TL;DR: AI‑fuelled memory chip scarcity will raise laptop prices sharply, likely wiping out the sub‑$500 segment by 2028.

Context The cheap laptop era is ending. Manufacturers from Microsoft to Dell have already lifted prices on entry‑level models, and budget phones and consoles are following suit. The driver is not new features but a surge in component costs, especially memory chips, a phenomenon the press has dubbed “RAMageddon.”

Key Facts Memory chips power everything from smartphones to graphics cards, and they now dominate the supply chain for AI data centres. Massive AI investments have forced server farms to hoard high‑end memory, draining the global supply and curbing production capacity for years. TrendForce projects that mainstream laptops priced around $900 (£667) could see price hikes of up to 40% by 2026 because of this shortage. Apple has already raised the base price of its MacBook Air by £100 while doubling the minimum storage, a clear sign of rising component costs. Ranjit Atwal, senior director analyst at Gartner, warns that the sub‑$500 entry‑level PC segment will become non‑viable by 2028 as margins evaporate.

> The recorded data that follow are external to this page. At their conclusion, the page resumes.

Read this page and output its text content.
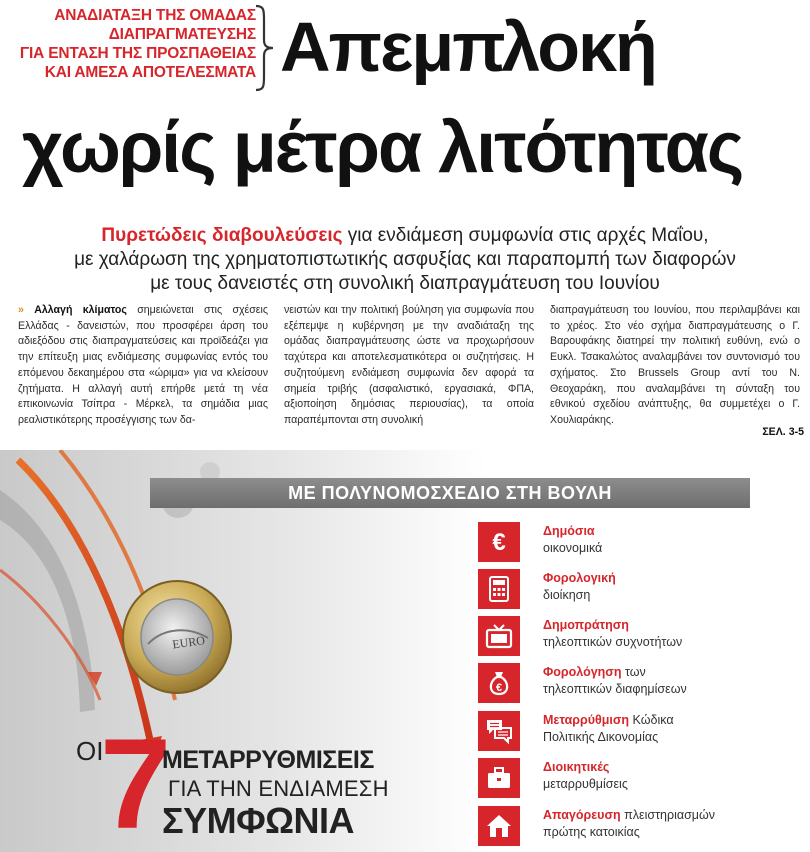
ΑΝΑΔΙΑΤΑΞΗ ΤΗΣ ΟΜΑΔΑΣ
ΔΙΑΠΡΑΓΜΑΤΕΥΣΗΣ
ΓΙΑ ΕΝΤΑΣΗ ΤΗΣ ΠΡΟΣΠΑΘΕΙΑΣ
ΚΑΙ ΑΜΕΣΑ ΑΠΟΤΕΛΕΣΜΑΤΑ Απεμπλοκή
χωρίς μέτρα λιτότητας
Πυρετώδεις διαβουλεύσεις για ενδιάμεση συμφωνία στις αρχές Μαΐου,
με χαλάρωση της χρηματοπιστωτικής ασφυξίας και παραπομπή των διαφορών
με τους δανειστές στη συνολική διαπραγμάτευση του Ιουνίου
» Αλλαγή κλίματος σημειώνεται στις σχέσεις Ελλάδας - δανειστών, που προσφέρει άρση του αδιεξόδου στις διαπραγματεύσεις και προϊδεάζει για την επίτευξη μιας ενδιάμεσης συμφωνίας εντός του επόμενου δεκαημέρου στα «ώριμα» για να κλείσουν ζητήματα. Η αλλαγή αυτή επήρθε μετά τη νέα επικοινωνία Τσίπρα - Μέρκελ, τα σημάδια μιας ρεαλιστικότερης προσέγγισης των δα-
νειστών και την πολιτική βούληση για συμφωνία που εξέπεμψε η κυβέρνηση με την αναδιάταξη της ομάδας διαπραγμάτευσης ώστε να προχωρήσουν ταχύτερα και αποτελεσματικότερα οι συζητήσεις. Η συζητούμενη ενδιάμεση συμφωνία δεν αφορά τα σημεία τριβής (ασφαλιστικό, εργασιακά, ΦΠΑ, αξιοποίηση δημόσιας περιουσίας), τα οποία παραπέμπονται στη συνολική
διαπραγμάτευση του Ιουνίου, που περιλαμβάνει και το χρέος. Στο νέο σχήμα διαπραγμάτευσης ο Γ. Βαρουφάκης διατηρεί την πολιτική ευθύνη, ενώ ο Ευκλ. Τσακαλώτος αναλαμβάνει τον συντονισμό του σχήματος. Στο Brussels Group αντί του Ν. Θεοχαράκη, που αναλαμβάνει τη σύνταξη του εθνικού σχεδίου ανάπτυξης, θα συμμετέχει ο Γ. Χουλιαράκης.
ΣΕΛ. 3-5
ΜΕ ΠΟΛΥΝΟΜΟΣΧΕΔΙΟ ΣΤΗ ΒΟΥΛΗ
EURO
ΟΙ
7
ΜΕΤΑΡΡΥΘΜΙΣΕΙΣ
ΓΙΑ ΤΗΝ ΕΝΔΙΑΜΕΣΗ
ΣΥΜΦΩΝΙΑ
€	Δημόσια
οικονομικά
Φορολογική
διοίκηση
Δημοπράτηση
τηλεοπτικών συχνοτήτων
€
Φορολόγηση των
τηλεοπτικών διαφημίσεων
Μεταρρύθμιση Κώδικα
Πολιτικής Δικονομίας
Διοικητικές
μεταρρυθμίσεις
Απαγόρευση πλειστηριασμών
πρώτης κατοικίας
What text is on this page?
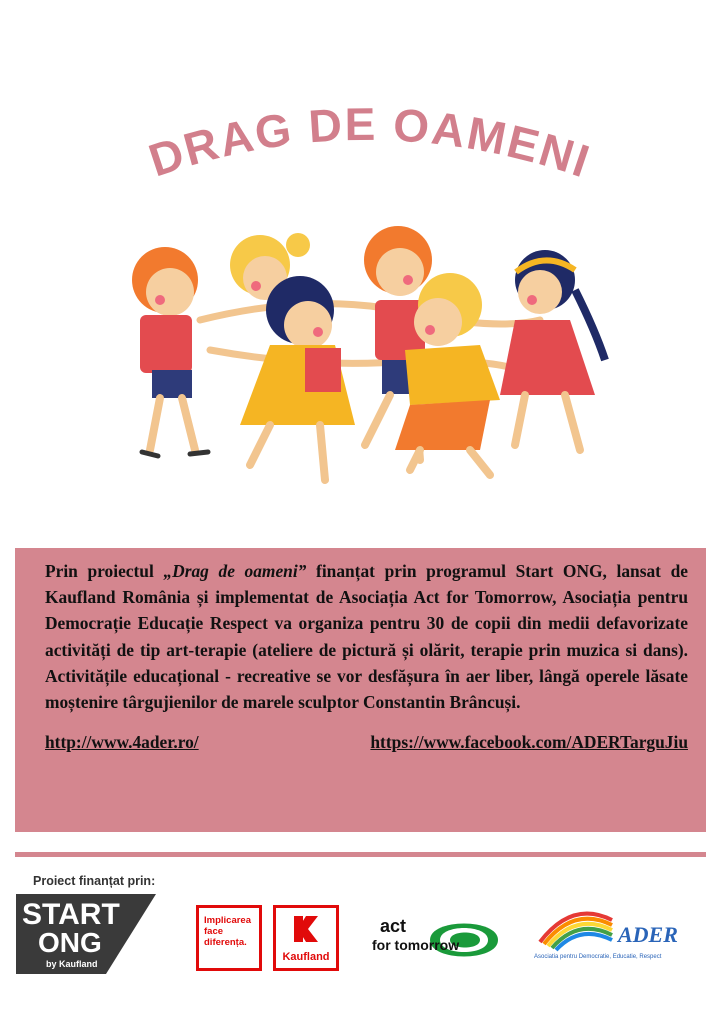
DRAG DE OAMENI

Prin proiectul „Drag de oameni” finanțat prin programul Start ONG, lansat de Kaufland România și implementat de Asociația Act for Tomorrow, Asociația pentru Democrație Educație Respect va organiza pentru 30 de copii din medii defavorizate activități de tip art-terapie (ateliere de pictură și olărit, terapie prin muzica si dans). Activitățile educațional - recreative se vor desfășura în aer liber, lângă operele lăsate moștenire târgujienilor de marele sculptor Constantin Brâncuși.

http://www.4ader.ro/	https://www.facebook.com/ADERTarguJiu
Proiect finanțat prin:
START
ONG
by Kaufland
Implicarea
face
diferența.
Kaufland
act
for tomorrow	ADER
Asociatia pentru Democratie, Educatie, Respect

What It Means For consumers, the disappearance of sub‑$500 laptops means fewer affordable options for students, remote workers, and price‑sensitive buyers. With memory accounting for roughly 23% of an entry‑level laptop’s cost, manufacturers cannot absorb the price shock and must either raise base prices or drop low‑spec models. The ripple effect reaches other devices: smartphones, gaming consoles and VR headsets are all seeing modest price increases as manufacturers shift production to higher‑margin memory chips.

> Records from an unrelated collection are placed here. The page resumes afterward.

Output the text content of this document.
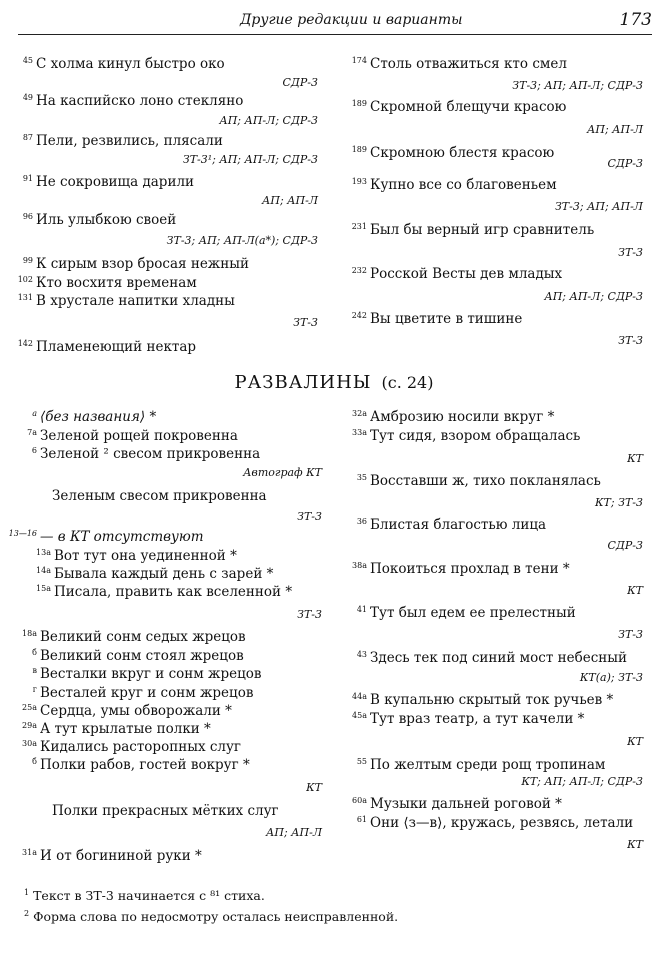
Другие редакции и варианты	173
45 С холма кинул быстро око
СДР-3
49 На каспийско лоно стекляно
АП; АП-Л; СДР-3
87 Пели, резвились, плясали
ЗТ-3¹; АП; АП-Л; СДР-3
91 Не сокровища дарили
АП; АП-Л
96 Иль улыбкою своей
ЗТ-3; АП; АП-Л(а*); СДР-3
99 К сирым взор бросая нежный
102 Кто восхитя временам
131 В хрустале напитки хладны
ЗТ-3
142 Пламенеющий нектар
174 Столь отважиться кто смел
ЗТ-3; АП; АП-Л; СДР-3
189 Скромной блещучи красою
АП; АП-Л
189 Скромною блестя красою
СДР-3
193 Купно все со благовеньем
ЗТ-3; АП; АП-Л
231 Был бы верный игр сравнитель
ЗТ-3
232 Росской Весты дев младых
АП; АП-Л; СДР-3
242 Вы цветите в тишине
ЗТ-3
РАЗВАЛИНЫ (с. 24)
a ⟨без названия⟩ *
7а Зеленой рощей покровенна
6 Зеленой ² свесом прикровенна
Автограф КТ
Зеленым свесом прикровенна
ЗТ-3
13—16 — в КТ отсутствуют
13а Вот тут она уединенной *
14а Бывала каждый день с зарей *
15а Писала, править как вселенной *
ЗТ-3
18а Великий сонм седых жрецов
б Великий сонм стоял жрецов
в Весталки вкруг и сонм жрецов
г Весталей круг и сонм жрецов
25а Сердца, умы обворожали *
29а А тут крылатые полки *
30а Кидались расторопных слуг
б Полки рабов, гостей вокруг *
КТ
Полки прекрасных мётких слуг
АП; АП-Л
31а И от богининой руки *
32а Амброзию носили вкруг *
33а Тут сидя, взором обращалась
КТ
35 Восставши ж, тихо покланялась
КТ; ЗТ-3
36 Блистая благостью лица
СДР-3
38а Покоиться прохлад в тени *
КТ
41 Тут был едем ее прелестный
ЗТ-3
43 Здесь тек под синий мост небесный
КТ(а); ЗТ-3
44а В купальню скрытый ток ручьев *
45а Тут враз театр, а тут качели *
КТ
55 По желтым среди рощ тропинам
КТ; АП; АП-Л; СДР-3
60а Музыки дальней роговой *
61 Они ⟨з—в⟩, кружась, резвясь, летали
КТ
$^1$ Текст в ЗТ-3 начинается с ⁸¹ стиха.
$^2$ Форма слова по недосмотру осталась неисправленной.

Consumers can mitigate the impact by buying now, before memory costs fully translate into retail prices, or by seeking refurbished units that avoid the steepest price jumps. Watching the rollout of new memory fabs from Samsung, SK Hynix and Micron will be crucial; most new capacity won’t be online until 2027, and SK Hynix predicts shortages persisting to 2030. The next few years will test whether supply can catch up with AI‑driven demand, and whether budget‑focused manufacturers can adapt.

What to watch next: monitor memory fab expansions and price trends for mid‑range laptops as 2026 approaches, and watch for any strategic shifts by AI‑heavy cloud providers that could ease the pressure on RAM supplies.